Another question is the relationship between PIK3CA alterations and clinicopathological characteristics. In present study, PIK3CA alterations happen more in BC with low pathological grade, ER positive and low Ki67 index. The positive correlation between PIK3CA alteration and better prognosis has also been previously reported [20, 27, 28]. A large-scale systematic review of BC clinical studies involved 2587 cases showed that patients with tumors harboring a PIK3CA mutation have a better clinical outcome, especially for postmenopausal women with ER + BC [29]. However, recent molecular profiling data from MBC patients seem to indicate that in advanced HR + /HER2 − BC, a PIK3CA mutation would lead to resistance to chemotherapy and a poor outcome [30]. On all accounts, improved understanding of the clinical impact of PIK3CA alterations is critical to prevent or explain therapeutic failures and develop optimal personalized therapeutics against breast cancer.

Additionally, the relevance between PIK3CA alteration spectrum and ER/HER2 molecular subtypes has also been detected in our study. PIK3CA alterations were more prevalent in ER + tumors and the least in the ER−/HER2−(30.0%) subtype, in agreement with previous studies [5, 21, 31]. Despite the overall low prevalence of PIK3CA mutations in TNBC, the proportion is not negligible. The finding of Jiang etc. [4] stated that Chinese TNBC cases demonstrate 18% PIK3CA mutations, we found the mutation rate of 30%. Therefore, high PIK3CA mutation may be a remarkable feature of Chinese TNBC patients. Meanwhile, ER−/HER2− subtype in our study is enriched for frameshift and DNA copy number amplification, which was similarly observed previously [32], suggesting the genomic instability in TNBC subtypes. Several clinical studies are trying to determine the potential benefit of PIK3CA inhibitors in different BC subtypes. Although the efficacy of additional PIK3CA inhibitor shows lack of significance in the early setting [33, 34], the combined use with existing therapies in heavily pretreated MBC patients demonstrates substantial prospective [10, 35]. On all accounts, a biomarker-driven approach to identify optimal clinical choices in the background of PIK3CA gene alterations is warranted.

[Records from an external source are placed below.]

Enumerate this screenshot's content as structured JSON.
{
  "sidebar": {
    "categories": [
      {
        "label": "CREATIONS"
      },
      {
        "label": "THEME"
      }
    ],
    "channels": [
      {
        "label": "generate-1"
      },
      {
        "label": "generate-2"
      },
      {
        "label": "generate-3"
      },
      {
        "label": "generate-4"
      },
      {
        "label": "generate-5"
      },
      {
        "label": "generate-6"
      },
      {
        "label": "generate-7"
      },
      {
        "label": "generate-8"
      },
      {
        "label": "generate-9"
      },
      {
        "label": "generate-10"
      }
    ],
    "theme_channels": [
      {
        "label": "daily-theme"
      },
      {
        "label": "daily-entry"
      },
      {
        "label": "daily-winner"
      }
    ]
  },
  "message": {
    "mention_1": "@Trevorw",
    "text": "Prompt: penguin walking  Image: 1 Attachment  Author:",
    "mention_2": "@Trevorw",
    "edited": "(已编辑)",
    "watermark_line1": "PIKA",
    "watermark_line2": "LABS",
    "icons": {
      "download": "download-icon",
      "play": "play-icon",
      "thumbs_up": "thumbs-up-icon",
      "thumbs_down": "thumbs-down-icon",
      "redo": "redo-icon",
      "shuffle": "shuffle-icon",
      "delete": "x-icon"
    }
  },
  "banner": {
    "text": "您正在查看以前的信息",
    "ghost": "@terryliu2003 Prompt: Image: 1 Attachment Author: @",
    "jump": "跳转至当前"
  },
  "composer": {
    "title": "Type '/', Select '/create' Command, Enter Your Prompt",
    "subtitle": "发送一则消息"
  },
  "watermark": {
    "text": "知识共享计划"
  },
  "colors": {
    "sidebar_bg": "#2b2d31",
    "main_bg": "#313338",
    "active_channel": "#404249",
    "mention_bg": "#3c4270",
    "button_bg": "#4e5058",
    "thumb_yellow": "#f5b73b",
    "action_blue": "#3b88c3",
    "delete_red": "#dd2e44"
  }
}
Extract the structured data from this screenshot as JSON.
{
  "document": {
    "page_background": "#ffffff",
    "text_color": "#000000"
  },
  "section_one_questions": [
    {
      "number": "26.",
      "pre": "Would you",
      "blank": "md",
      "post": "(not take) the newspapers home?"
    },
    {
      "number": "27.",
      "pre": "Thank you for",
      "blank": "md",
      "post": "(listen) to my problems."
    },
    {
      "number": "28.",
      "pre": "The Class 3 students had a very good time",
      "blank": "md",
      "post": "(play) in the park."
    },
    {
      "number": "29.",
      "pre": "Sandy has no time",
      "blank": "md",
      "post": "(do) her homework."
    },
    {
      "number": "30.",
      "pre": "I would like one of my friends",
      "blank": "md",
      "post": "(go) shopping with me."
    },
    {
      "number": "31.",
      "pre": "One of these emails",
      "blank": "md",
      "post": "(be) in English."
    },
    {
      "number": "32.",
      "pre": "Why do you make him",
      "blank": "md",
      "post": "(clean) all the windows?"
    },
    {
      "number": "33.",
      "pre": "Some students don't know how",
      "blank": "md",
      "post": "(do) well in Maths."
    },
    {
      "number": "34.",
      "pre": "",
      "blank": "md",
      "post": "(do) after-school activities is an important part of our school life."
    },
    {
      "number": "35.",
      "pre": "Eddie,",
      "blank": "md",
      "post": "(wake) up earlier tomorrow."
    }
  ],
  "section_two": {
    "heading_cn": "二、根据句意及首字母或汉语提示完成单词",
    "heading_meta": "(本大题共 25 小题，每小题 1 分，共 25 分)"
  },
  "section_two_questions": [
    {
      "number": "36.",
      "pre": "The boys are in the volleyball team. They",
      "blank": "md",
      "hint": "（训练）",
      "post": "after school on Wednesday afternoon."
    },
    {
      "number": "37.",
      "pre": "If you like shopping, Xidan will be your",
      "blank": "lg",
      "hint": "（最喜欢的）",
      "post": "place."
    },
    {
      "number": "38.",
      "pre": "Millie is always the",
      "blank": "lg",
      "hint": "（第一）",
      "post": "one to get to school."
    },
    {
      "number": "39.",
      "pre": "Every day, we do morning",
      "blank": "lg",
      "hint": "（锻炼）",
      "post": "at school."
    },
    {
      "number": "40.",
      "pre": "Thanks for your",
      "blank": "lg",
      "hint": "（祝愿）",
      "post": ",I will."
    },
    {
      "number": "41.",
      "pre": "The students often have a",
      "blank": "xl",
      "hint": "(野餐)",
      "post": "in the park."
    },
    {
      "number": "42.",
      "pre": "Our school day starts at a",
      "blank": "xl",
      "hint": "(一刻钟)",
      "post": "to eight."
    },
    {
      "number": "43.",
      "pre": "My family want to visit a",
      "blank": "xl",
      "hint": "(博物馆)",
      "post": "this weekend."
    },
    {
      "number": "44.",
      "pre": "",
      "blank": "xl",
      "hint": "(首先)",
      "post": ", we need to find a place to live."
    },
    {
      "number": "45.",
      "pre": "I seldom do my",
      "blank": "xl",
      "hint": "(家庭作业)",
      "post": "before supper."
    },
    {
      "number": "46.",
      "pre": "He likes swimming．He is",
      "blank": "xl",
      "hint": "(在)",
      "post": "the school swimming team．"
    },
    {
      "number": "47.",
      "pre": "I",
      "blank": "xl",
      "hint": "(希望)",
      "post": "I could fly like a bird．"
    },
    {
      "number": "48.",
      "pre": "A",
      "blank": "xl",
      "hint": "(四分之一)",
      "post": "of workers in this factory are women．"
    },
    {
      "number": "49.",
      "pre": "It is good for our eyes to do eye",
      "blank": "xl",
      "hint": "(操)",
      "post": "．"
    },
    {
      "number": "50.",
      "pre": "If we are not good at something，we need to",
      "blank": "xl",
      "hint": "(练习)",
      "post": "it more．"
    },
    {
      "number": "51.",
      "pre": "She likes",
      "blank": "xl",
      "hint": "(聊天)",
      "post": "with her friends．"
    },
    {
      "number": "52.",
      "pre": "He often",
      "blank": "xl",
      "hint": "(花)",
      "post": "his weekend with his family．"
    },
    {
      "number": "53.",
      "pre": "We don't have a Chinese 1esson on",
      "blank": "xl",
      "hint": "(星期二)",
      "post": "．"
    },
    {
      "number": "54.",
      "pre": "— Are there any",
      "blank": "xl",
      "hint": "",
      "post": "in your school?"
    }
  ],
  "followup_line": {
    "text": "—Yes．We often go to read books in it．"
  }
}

In conclusion, our study showed that PIK3CA alteration is a common event in Chinese BC patients and has a unique spectrum compared to that of Caucasians. The distribution patterns of PIK3CA alteration are distinct across four molecular subtypes based on ER/HER status. Future clinical trials should assess PIK3CA alteration characteristics as biomarkers to predict therapeutic response to PI3K inhibitors.